Wisconsin residents who need cash immediately or are recovering from a personal bankruptcy may worry that their borrowing options are limited. It can be tempting to listen to the promises made by payday lenders, which are often targeted toward those who just had a bankruptcy discharge or are struggling financially. You may benefit from understanding the potential dangers of payday lending.
As Money Crashers explains, payday loans can seem like a dream come true to those who need a fast, small loan. The ads promise quick cash with no credit check and an easy loan renewal when needed. If you have bad credit and just need a couple hundred dollars to get you through to your next paycheck, a payday loan can be too much to resist. After all, you would repay the loan in full by your next paycheck.

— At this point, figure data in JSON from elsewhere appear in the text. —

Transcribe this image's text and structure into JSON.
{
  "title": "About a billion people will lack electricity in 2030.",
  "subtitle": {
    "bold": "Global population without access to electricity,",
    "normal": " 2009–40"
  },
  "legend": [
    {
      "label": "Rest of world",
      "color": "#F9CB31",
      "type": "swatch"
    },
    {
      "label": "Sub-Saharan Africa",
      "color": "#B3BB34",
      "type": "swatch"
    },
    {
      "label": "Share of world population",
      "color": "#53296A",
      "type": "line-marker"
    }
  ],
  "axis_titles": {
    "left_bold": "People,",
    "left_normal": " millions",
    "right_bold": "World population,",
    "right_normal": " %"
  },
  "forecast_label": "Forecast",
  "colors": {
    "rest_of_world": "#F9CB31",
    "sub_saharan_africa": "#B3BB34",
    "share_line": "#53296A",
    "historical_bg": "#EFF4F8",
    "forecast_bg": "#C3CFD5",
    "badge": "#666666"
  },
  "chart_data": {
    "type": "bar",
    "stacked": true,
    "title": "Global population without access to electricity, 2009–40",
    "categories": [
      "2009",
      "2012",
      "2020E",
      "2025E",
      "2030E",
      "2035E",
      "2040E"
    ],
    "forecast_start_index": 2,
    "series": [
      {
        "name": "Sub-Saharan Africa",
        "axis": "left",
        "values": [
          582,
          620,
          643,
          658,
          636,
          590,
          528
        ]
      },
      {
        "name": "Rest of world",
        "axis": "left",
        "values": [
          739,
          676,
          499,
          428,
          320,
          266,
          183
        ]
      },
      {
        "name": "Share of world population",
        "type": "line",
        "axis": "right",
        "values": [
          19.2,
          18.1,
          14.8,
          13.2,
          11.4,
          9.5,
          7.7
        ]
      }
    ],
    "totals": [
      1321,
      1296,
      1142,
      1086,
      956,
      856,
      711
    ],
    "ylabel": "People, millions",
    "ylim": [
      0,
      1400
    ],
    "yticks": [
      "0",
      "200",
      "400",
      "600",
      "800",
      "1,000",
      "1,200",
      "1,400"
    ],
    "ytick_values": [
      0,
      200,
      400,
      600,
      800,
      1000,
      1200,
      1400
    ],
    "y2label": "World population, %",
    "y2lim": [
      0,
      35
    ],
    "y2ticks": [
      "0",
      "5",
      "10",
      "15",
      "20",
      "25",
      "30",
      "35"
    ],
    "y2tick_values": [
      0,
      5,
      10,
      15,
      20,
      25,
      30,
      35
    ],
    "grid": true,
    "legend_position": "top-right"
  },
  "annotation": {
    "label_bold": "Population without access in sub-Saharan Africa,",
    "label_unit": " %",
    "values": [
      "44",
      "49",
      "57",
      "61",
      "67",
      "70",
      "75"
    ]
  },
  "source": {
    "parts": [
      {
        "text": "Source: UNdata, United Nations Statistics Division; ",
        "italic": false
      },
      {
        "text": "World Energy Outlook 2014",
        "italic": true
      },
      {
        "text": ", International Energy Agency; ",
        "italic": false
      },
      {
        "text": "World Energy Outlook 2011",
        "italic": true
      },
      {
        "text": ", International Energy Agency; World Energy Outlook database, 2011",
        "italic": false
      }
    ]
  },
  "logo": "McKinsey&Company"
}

However, after the loan is repaid, you might not have enough money left over to make ends meet, so you would need to take out another loan. This is called the payday loan trap, and it is all too common for payday loan borrowers. In fact, the typical payday loan borrower takes out about eight such loans a year and pays more than $500 in interest. In contrast to the average 25 percent annual percentage rate for loans to people with bad credit, the interest rate for payday loans is astronomical – up to 391 percent.
If you recently went through a bankruptcy or are trying to avoid one, you may want to consider other options before resorting to a payday loan. This information is not intended as legal advice.